Coronavirus, in Piemonte mascherine obbligatorie nei centri commerciali (anche all'aperto) e bar chiusi entro l'una

Sono le misure previste da una nuova ordinanza della Regione. Obiettivo: evitare il rischio di assembramenti

Foto di repertorio

Mascherine obbligatorie nei centri commerciali del Piemonte e bar e locali serali chiusi entro l'una di notte. Sono queste le misure principali contenute in una nuova ordinanza della Regione, che il presidente Alberto Cirio firmerà nelle prossime ore.

Per quanto riguarda l'utilizzo delle mascherine, Cirio ha specificato che il provvedimento intende irrigidire le previsioni di obbligatorietà dell'uso della mascherina: il dispositivo di protezione, oltre a quanto già previsto dalle disposizioni nazionali (quindi uso obbligatorio della mascherine in tutti i luoghi chiusi, pubblici e privati, e all'aperto dove non sia possibile mantenre la distanza di almeno un metro tra le persone), sarà obbligatorio anche nei centri commerciali e nelle grandi superfici di vendita, non solo al chiuso ma anche nelle aree aperte e pertinenziali degli stessi, come ad esempio nei parcheggi e aree gioco. Sono eslcusi dal provvedimento i cosiddetti centri commerciali naturali, cioè le aree commerciali dei centri storici cittadini.
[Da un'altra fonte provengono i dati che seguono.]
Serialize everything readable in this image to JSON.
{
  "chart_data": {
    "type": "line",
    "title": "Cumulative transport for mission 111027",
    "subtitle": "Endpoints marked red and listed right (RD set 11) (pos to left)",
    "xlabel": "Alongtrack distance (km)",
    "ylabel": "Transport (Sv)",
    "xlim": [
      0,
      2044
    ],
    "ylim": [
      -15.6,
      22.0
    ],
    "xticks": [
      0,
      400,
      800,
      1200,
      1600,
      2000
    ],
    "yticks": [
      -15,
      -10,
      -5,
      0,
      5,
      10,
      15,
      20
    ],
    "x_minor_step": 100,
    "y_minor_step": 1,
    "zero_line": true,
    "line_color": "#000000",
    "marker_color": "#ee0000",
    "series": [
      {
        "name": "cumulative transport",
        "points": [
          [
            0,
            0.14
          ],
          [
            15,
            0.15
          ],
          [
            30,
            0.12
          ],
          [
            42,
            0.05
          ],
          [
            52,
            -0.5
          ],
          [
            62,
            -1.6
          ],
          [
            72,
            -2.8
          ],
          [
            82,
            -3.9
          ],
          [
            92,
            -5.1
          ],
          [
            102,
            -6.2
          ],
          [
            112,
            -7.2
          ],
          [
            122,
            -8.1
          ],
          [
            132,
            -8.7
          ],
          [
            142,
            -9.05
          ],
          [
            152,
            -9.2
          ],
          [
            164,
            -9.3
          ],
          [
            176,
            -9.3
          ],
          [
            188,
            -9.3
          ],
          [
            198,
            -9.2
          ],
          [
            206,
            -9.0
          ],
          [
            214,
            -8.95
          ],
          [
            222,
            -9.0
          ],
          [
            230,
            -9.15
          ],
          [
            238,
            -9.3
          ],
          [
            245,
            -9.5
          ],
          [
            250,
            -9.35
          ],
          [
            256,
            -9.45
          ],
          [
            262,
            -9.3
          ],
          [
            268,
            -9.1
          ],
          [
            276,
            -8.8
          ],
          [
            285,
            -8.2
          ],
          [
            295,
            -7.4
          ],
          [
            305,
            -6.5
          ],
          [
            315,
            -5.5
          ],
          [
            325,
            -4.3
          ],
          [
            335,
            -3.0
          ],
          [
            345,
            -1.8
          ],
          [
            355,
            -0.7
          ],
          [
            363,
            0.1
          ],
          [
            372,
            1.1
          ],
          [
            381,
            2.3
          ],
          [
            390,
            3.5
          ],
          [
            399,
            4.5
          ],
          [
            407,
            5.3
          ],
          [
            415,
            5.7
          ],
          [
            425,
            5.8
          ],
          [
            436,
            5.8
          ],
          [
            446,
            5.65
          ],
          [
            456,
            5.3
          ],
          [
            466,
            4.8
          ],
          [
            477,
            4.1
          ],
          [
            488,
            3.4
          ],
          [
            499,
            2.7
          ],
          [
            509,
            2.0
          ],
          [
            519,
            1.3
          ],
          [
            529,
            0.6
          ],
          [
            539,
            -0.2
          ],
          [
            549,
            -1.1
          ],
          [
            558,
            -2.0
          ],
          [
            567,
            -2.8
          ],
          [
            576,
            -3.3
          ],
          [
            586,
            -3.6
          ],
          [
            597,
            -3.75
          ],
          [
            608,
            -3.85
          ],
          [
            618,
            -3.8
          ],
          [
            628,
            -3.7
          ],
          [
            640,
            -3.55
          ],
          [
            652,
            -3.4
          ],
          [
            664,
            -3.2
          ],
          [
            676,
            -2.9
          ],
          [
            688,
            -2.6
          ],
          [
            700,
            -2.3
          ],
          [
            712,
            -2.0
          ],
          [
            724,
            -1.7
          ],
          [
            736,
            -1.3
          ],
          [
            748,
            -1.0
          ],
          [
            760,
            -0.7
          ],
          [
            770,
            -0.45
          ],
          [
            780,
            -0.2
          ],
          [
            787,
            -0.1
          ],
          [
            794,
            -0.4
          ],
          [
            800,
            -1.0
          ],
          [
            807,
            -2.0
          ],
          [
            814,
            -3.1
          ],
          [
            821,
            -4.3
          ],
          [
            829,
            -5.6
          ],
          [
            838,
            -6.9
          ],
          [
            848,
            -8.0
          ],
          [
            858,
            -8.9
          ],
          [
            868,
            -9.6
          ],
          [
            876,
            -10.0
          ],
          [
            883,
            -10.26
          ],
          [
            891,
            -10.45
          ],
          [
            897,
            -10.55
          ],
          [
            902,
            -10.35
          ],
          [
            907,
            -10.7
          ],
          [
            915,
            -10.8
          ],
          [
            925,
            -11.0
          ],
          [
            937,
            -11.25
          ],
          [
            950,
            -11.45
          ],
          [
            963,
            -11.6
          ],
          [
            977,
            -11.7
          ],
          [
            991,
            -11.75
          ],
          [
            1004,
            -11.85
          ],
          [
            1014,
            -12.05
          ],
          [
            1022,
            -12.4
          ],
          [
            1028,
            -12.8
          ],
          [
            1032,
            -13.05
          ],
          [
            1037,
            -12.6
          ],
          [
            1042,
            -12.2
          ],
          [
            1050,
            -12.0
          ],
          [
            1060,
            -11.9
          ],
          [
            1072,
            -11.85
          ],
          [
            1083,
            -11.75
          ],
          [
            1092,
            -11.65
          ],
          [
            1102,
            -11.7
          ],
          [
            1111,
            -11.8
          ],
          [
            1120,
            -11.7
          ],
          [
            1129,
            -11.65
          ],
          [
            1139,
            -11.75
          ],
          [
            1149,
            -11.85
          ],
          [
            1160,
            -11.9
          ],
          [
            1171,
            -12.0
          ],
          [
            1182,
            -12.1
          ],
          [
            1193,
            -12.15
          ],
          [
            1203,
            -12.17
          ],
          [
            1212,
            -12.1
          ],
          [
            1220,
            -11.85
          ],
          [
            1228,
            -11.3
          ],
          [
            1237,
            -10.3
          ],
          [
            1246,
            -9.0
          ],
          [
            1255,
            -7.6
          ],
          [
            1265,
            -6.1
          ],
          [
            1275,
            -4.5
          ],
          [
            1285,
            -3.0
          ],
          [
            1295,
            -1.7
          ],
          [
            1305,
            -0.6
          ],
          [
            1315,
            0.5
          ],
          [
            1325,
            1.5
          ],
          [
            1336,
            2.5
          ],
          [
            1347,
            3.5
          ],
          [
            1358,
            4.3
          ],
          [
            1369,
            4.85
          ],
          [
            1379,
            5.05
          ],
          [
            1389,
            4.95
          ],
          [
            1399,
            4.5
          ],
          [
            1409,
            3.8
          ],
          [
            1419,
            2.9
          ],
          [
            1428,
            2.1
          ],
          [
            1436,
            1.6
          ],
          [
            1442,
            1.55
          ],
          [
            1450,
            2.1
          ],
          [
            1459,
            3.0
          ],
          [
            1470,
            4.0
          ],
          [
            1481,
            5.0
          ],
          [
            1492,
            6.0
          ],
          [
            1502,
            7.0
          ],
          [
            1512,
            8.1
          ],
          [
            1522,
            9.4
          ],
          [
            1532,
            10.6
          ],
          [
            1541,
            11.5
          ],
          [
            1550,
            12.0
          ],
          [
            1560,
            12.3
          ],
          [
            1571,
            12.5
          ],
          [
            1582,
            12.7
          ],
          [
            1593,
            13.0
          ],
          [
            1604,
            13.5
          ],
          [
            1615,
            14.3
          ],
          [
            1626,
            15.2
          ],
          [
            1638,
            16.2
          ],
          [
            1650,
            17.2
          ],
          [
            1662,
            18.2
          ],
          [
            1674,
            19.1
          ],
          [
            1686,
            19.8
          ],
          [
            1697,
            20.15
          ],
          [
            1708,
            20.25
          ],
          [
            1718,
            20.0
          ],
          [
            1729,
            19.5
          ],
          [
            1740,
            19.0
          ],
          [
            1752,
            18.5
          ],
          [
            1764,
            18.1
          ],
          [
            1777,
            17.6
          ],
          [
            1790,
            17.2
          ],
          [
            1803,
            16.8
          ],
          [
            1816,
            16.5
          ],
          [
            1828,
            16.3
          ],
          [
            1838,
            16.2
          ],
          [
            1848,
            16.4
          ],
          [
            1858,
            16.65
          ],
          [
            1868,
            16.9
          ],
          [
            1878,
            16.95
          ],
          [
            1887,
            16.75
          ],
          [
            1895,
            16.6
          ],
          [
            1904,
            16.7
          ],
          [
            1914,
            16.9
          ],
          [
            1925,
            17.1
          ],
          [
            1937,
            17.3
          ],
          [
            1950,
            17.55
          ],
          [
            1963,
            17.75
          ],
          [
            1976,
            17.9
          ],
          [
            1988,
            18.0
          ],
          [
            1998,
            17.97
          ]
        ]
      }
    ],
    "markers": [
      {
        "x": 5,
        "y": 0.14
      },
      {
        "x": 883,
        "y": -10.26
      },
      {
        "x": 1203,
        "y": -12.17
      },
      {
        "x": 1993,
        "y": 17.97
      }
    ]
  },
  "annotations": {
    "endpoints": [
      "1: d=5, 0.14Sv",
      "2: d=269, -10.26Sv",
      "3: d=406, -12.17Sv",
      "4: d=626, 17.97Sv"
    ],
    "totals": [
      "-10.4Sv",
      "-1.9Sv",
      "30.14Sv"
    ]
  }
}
Bar, ristoranti e locali, che apriranno da domani, sabato 23 maggio, saranno invece obbligati a chiudere entro l'una di notte, "per prevenire la movida e il rischio di assembramenti", ha spiegato Cirio. Ogni Comune potrà eventualmente poi predisporre ordinanze e provvedimenti diversi, che prevedano ulteriori limitazioni. Saranno poi le forze dell'ordine a controllare che non si formino assembramenti nelle piazze e nelle aree adiacenti ai locali.

Il Piemonte riparte: firmata l'ordinanza regionale, il calendario delle riaperture

"Fin dall'inizio dell'emergenza abbiamo seguito linea di grande prudenza - ha spiegato Cirio - La cautela è d'obbligo. Abbiamo stabilito alcune misure e l’'attenzione sul loro rispetto sarà altissima. La movida è un momento bello di socializzazione, ma non siamo ancora al punto di poterla fare come prima, con il rischio di ottenere effetti negativi dal punto i vista epidemiologico. Abbiamo fatto bene a ritardare di 5 giorni l'apertura di bar e ristoranti, che portano con sé maggiore rischio di aggregazione. Con l'ordinanza che firmo oggi (venerdì 22 maggio, ndr), vogliamo che in Piemonte i cittadini possano vivere questo primo week end di libertà con grande senso di responsabilità. Da come ci comporteremo nei prossimi giorni dipende il futuro del Piemonte".